Friday, November 14, 2025

Read my lips... or don't bother

I read a column by David Brooks in the New York Times today that prompted me to, once again, think that there is little new under the sun, so to speak.

His thesis was prompted by a single paragraph from a theologian, and that graf boiled down to something like "we should judge people's beliefs by how they live their lives rather than by their professed allegiance to a particular faith (or lack of faith).

So, wait. "We are what we do more than what we say?" Shocking.

That Brooks gets paid to share this is a surprise to me, just as I was a bit surprised that HE seemed to think he had discovered something. His greater point, by the way,  was that this generosity of spirit could convince large numbers of people to move beyond Christian Nationalism. 

Sure.

Not coincidentally, I read somewhere that many Americans polled about their views on Trump on his policies might aim at simply "owning" or provoking the pollsters. The pundit who mentioned this imagined that Trump might enjoy much less support than polls indicate. 

I would argue that, for related reasons (including "this is what I SHOULD say), he might enjoy much more support. 

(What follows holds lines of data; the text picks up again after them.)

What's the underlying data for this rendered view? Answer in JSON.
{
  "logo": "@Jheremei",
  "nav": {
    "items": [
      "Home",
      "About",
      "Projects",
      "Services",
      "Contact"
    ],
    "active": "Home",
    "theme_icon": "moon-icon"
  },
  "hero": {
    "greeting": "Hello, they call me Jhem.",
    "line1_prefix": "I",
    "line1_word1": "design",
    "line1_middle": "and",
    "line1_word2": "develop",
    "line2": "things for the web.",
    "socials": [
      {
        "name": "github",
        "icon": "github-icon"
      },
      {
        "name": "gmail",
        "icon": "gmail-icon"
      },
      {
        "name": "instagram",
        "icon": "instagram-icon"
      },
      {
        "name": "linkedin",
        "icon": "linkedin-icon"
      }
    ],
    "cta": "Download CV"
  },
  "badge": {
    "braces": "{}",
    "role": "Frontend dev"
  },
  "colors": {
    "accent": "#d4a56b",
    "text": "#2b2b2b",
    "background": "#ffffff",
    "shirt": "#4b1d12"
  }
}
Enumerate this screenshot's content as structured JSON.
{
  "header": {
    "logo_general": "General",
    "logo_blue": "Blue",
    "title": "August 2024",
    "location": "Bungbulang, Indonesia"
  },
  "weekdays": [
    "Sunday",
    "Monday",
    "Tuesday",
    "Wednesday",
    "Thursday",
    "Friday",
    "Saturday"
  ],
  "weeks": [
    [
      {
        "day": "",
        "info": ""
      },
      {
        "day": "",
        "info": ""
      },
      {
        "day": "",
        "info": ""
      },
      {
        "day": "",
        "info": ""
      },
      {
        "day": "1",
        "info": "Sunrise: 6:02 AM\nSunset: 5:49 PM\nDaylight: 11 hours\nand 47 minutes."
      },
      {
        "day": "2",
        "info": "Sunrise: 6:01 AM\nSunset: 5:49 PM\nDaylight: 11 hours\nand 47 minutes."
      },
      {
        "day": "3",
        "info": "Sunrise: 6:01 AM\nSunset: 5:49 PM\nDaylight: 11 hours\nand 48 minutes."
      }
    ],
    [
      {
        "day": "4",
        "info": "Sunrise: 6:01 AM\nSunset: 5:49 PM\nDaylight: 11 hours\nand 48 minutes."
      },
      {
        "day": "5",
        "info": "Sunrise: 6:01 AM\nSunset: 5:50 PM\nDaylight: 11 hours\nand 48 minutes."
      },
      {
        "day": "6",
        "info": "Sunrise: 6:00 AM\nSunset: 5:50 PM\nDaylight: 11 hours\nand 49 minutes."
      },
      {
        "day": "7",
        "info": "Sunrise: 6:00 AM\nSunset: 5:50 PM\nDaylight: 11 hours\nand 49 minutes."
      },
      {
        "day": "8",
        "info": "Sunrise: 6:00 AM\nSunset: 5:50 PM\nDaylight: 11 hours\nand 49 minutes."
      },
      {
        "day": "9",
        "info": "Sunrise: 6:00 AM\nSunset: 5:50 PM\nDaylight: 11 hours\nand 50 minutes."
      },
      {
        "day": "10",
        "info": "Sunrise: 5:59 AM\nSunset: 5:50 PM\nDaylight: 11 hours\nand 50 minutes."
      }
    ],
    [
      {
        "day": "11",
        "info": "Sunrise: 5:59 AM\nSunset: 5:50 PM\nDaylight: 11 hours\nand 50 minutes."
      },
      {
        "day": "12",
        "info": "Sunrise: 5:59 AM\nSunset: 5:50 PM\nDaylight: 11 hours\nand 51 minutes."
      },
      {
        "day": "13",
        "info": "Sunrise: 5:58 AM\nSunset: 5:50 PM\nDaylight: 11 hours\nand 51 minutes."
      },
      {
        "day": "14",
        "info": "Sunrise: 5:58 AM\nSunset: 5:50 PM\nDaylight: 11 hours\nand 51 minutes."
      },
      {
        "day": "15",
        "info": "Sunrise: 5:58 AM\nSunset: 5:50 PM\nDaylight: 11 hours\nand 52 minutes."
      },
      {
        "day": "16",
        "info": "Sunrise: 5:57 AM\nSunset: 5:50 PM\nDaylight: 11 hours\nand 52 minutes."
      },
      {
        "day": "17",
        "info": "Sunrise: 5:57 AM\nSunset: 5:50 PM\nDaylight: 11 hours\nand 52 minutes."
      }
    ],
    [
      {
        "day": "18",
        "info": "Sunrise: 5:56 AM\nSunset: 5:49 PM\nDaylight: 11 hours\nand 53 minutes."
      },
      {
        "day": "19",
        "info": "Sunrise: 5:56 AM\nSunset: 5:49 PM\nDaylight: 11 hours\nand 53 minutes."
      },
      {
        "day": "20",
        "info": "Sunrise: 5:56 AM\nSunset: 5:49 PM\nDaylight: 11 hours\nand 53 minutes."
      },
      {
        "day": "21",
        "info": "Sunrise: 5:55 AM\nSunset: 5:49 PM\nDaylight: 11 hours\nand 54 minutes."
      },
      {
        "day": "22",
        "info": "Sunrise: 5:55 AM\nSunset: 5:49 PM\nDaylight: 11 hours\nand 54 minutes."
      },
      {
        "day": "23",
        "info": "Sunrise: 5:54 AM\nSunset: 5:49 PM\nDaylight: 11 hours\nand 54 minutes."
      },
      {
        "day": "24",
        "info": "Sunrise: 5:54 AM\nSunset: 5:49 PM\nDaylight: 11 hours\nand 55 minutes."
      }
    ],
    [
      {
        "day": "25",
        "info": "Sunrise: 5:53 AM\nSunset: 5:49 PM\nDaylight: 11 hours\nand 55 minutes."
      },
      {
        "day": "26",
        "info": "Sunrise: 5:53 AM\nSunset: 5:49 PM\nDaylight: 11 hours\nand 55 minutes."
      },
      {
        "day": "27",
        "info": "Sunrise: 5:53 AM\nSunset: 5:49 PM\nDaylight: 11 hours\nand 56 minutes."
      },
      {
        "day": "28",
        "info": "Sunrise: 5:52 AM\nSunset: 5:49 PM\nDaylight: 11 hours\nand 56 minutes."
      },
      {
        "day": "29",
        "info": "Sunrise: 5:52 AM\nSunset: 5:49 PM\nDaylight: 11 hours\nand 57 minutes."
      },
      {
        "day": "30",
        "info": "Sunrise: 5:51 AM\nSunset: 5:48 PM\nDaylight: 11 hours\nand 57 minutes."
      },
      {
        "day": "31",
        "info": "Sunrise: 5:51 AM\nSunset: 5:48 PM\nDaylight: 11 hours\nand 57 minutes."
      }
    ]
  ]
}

Bottom line: polls depend upon respondents being willing to share opinions and to be relatively truthful in their responses. Yes, I know sophisticated polls are designed to overcome people lying or shading the truth or being deliberately inconsistent. But polls, in the end, are dependent upon what people say.

Elections, on the other hand, are easily measured and rule-based. In fact, we call places people voting "polling places." Ballots are marked in secret... just the voter and a series of stark choices. 

Recently, there were gubernatorial elections in Virginia and New Jersey whose results were far different from what the polls indicated. Those polls claimed that the races were close. They were not.

Of course, the polls might be flawed, but when so many polls prove to be inaccurate so many times, we should simply suspect that what people say and what they do are not the same. I am not suggesting that people are secretly good, necessarily, or secretly bad, or secretly selfish or racist or misogynist or whatever. 

I will also note that most news media that publish poll results are interested in more readership and no one wants to read about runaway elections that are not competitive. Our media have long abandoned any serious examination of policies and local observation on a wide scale. The country is too big and too diverse and too difficult to even comprehend.

Let's just focus our attention on the latest Twitter/X controversy and ignore the fact that most of the nation never reads a tweet. We just read what pundits have to say about tweets.

So, thanks, Mr. Brooks. Today's little essay reinforces my inclination to skip over all news stories that involve poll results... until there are actual elections and clear results.

Everything else is just navel gazing.